Im „Briefwechsel“ vom Mai 2020 steht noch geschrieben, wie toll die beiden reagiert haben, versuchen wollten, sich dem ganzen Problem literarisch zu nähern. Der Versuch ist gescheitert. Sie haben sich getrennt. Machten jeder Seins, keine gemeinsamen Auftritte, keine gemeinsamen Veranstaltungen mehr, und gingen sich auch so aus dem Weg.
Ich habe Tobias in dieser Zeit kennengelernt und ihn bewundert, wie wertschätzend er blieb, wenn es um Thomas Rühmann und das Auseinanderbrechen ging. Kein böses Wort, Sachlichkeit und eine Spur Traurigkeit.
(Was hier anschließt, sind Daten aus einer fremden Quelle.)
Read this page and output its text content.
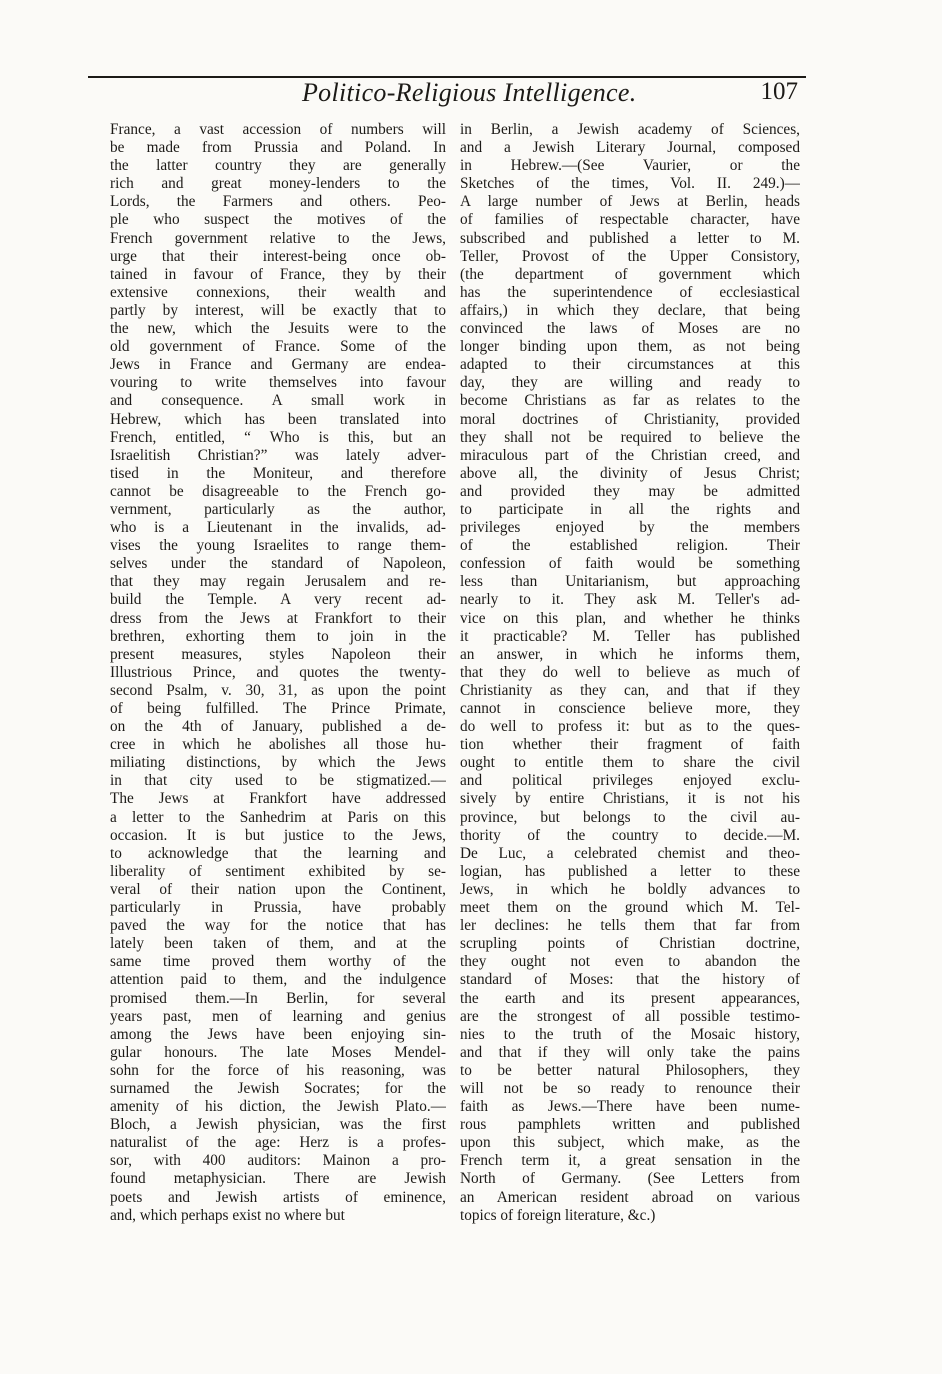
Politico-Religious Intelligence.	107
France, a vast accession of numbers will
be made from Prussia and Poland. In
the latter country they are generally
rich and great money-lenders to the
Lords, the Farmers and others. Peo-
ple who suspect the motives of the
French government relative to the Jews,
urge that their interest-being once ob-
tained in favour of France, they by their
extensive connexions, their wealth and
partly by interest, will be exactly that to
the new, which the Jesuits were to the
old government of France. Some of the
Jews in France and Germany are endea-
vouring to write themselves into favour
and consequence. A small work in
Hebrew, which has been translated into
French, entitled, “ Who is this, but an
Israelitish Christian?” was lately adver-
tised in the Moniteur, and therefore
cannot be disagreeable to the French go-
vernment, particularly as the author,
who is a Lieutenant in the invalids, ad-
vises the young Israelites to range them-
selves under the standard of Napoleon,
that they may regain Jerusalem and re-
build the Temple. A very recent ad-
dress from the Jews at Frankfort to their
brethren, exhorting them to join in the
present measures, styles Napoleon their
Illustrious Prince, and quotes the twenty-
second Psalm, v. 30, 31, as upon the point
of being fulfilled. The Prince Primate,
on the 4th of January, published a de-
cree in which he abolishes all those hu-
miliating distinctions, by which the Jews
in that city used to be stigmatized.—
The Jews at Frankfort have addressed
a letter to the Sanhedrim at Paris on this
occasion. It is but justice to the Jews,
to acknowledge that the learning and
liberality of sentiment exhibited by se-
veral of their nation upon the Continent,
particularly in Prussia, have probably
paved the way for the notice that has
lately been taken of them, and at the
same time proved them worthy of the
attention paid to them, and the indulgence
promised them.—In Berlin, for several
years past, men of learning and genius
among the Jews have been enjoying sin-
gular honours. The late Moses Mendel-
sohn for the force of his reasoning, was
surnamed the Jewish Socrates; for the
amenity of his diction, the Jewish Plato.—
Bloch, a Jewish physician, was the first
naturalist of the age: Herz is a profes-
sor, with 400 auditors: Mainon a pro-
found metaphysician. There are Jewish
poets and Jewish artists of eminence,
and, which perhaps exist no where but
in Berlin, a Jewish academy of Sciences,
and a Jewish Literary Journal, composed
in Hebrew.—(See Vaurier, or the
Sketches of the times, Vol. II. 249.)—
A large number of Jews at Berlin, heads
of families of respectable character, have
subscribed and published a letter to M.
Teller, Provost of the Upper Consistory,
(the department of government which
has the superintendence of ecclesiastical
affairs,) in which they declare, that being
convinced the laws of Moses are no
longer binding upon them, as not being
adapted to their circumstances at this
day, they are willing and ready to
become Christians as far as relates to the
moral doctrines of Christianity, provided
they shall not be required to believe the
miraculous part of the Christian creed, and
above all, the divinity of Jesus Christ;
and provided they may be admitted
to participate in all the rights and
privileges enjoyed by the members
of the established religion. Their
confession of faith would be something
less than Unitarianism, but approaching
nearly to it. They ask M. Teller's ad-
vice on this plan, and whether he thinks
it practicable? M. Teller has published
an answer, in which he informs them,
that they do well to believe as much of
Christianity as they can, and that if they
cannot in conscience believe more, they
do well to profess it: but as to the ques-
tion whether their fragment of faith
ought to entitle them to share the civil
and political privileges enjoyed exclu-
sively by entire Christians, it is not his
province, but belongs to the civil au-
thority of the country to decide.—M.
De Luc, a celebrated chemist and theo-
logian, has published a letter to these
Jews, in which he boldly advances to
meet them on the ground which M. Tel-
ler declines: he tells them that far from
scrupling points of Christian doctrine,
they ought not even to abandon the
standard of Moses: that the history of
the earth and its present appearances,
are the strongest of all possible testimo-
nies to the truth of the Mosaic history,
and that if they will only take the pains
to be better natural Philosophers, they
will not be so ready to renounce their
faith as Jews.—There have been nume-
rous pamphlets written and published
upon this subject, which make, as the
French term it, a great sensation in the
North of Germany. (See Letters from
an American resident abroad on various
topics of foreign literature, &c.)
Das Gespräch, der Austausch, sagte Tobias einmal, fehlten ihm.
Wie tief der Riss war, erfuhr ich erst aus der Presse – „Tobias Morgenstern verlässt das Theater am Rand“. Seine Kollegin Philine Conrad, die ich mehrfach in der von Tobias initiierten  Gesprächsreihe „Freies Wort – Freie Musik“ erlebt habe, schrieb in der Berliner Zeitung einen wirklich schönen offenen Abschiedsbrief. Diesem entnahm ich, dass es zwischen den beiden also zwischen Tobias und Thomas Rühmann, manchmal hitzig und feurig wurde, dabei aber immer respektvoll blieb.
Inzwischen wage ich das zu bezweifeln, habe anderes gehört. Auch was Tobias auf seiner Homepage schreibt, lässt mich aufhorchen – da spricht er mal Klartext! Für mich klingt es nach einem Dolchstoß von hinterrücks durch die Brust. Alles nicht schön und rechtlich offenbar zweifelhaft. Das hat mich echt erschreckt.
Ich lese es immer wieder und es haut mich jedes Mal um.

Was mache ich nun?
Zum Theater gehören ja auch noch andere Menschen und auch die Randwirtschaft, in der ich sehr gern zu Gast bin.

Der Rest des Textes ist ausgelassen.